Allianz profits rise; P&C achieves strong growth

Insurer Allianz has posted a growth in profits and revenues for 2014, as it benefitted from growth in its property and casualty (P&C) division.

Allianz’s total revenues surpassed the €120 billion mark for the first time, growing 10.4 percent to €122.3 billion in 2014, compared with €110.8 billion in 2013.

Its net income increased 4.1 percent to €6.6 billion in 2014, compared with €6.3 billion in 2013. Allianz also posted an increase in its operating profit of 3.3 percent to €10.4 billion in 2014, compared with €10.1 billion in 2013.

Within Allianz’s P&C insurance segment, operating profits grew 2.2 percent to €5.4 billion in 2014, compared with €5.3 billion in 2013, delivering more than half of the total group operating profit.
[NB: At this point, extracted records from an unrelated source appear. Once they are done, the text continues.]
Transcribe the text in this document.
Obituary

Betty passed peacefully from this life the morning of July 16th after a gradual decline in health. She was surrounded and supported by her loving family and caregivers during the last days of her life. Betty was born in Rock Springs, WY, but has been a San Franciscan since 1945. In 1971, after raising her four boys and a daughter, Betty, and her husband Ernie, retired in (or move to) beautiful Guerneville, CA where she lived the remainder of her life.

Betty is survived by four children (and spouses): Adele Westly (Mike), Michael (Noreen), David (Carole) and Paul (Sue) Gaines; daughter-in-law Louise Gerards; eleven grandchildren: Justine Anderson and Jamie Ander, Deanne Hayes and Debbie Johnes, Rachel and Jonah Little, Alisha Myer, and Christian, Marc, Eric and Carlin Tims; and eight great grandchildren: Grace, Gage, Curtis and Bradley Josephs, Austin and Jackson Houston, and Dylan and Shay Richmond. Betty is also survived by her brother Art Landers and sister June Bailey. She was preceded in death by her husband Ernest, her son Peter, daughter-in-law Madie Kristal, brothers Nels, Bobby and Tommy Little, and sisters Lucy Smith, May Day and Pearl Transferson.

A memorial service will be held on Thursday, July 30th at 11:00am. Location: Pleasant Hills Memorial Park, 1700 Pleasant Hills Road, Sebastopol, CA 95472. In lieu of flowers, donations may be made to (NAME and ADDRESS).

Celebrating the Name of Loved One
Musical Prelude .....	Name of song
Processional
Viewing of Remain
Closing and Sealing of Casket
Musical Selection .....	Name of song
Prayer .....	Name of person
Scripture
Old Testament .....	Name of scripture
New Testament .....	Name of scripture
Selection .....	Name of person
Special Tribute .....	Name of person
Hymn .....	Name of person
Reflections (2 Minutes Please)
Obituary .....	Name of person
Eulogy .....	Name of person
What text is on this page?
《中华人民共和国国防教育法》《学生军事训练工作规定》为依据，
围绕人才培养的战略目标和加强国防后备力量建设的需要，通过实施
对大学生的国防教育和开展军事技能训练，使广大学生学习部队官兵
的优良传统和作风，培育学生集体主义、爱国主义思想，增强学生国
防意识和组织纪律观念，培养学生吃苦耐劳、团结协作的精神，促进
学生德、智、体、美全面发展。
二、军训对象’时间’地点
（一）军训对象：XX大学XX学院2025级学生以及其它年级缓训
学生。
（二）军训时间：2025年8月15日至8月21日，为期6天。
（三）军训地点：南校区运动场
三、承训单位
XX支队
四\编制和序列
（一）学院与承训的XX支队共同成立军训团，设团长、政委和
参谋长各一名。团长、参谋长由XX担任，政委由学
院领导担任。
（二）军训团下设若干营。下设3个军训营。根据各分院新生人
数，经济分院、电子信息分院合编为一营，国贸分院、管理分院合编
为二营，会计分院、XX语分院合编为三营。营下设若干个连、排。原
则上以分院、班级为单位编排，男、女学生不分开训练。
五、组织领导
This was driven mainly by a better underwriting result while the investment result remained stable. The combined ratio remained unchanged at 94.3 percent.

Gross written premiums in the division increased 3.7 percent to €48.3 billion in 2014, compared with €46.6 billion in 2013. Allianz said that premiums were driven by strong internal growth, in particular in the global insurance lines and the UK.

However, profits in the P&C segment fell 9.7 percent to €3.5 billion in the 2014, compared with €3.8 billion in 2013. Profits also fell in Allianz’s asset management division, but this was partially offset by 19.5 percent profit growth in its life and health division.

According to the insurer, operating profit and the combined ratio both benefitted in 2014 from a benign natural catastrophe environment, but were impacted by certain effects, including reserve strengthening in Brazil, at Fireman’s Fund and in Russia.

In the US, Allianz will realign the set-up of Fireman’s Fund by consolidating the corporate insurance activities and divesting the retail insurance line. Retail insurance business in Russia and Ukraine was readjusted in reaction to difficult economic conditions in those markets.

“Strong volume-driven internal growth in the property and casualty segment is supported by the continued high demand for our new modular products in the core markets,” said Dieter Wemmer, chief financial officer of Allianz. “Our acquisitions as well as the readjustments in the US, Russia and Brazil are important portfolio measures to continue the positive development of our property and casualty business.”

Michael Diekmann, chief executive officer of Allianz, added: “Geopolitical tensions, continued market volatility and a further decline in interest rates in 2014 led to lower global economic growth than expected. Despite these challenges, Allianz achieved very good results in revenues, operating profit and net income.”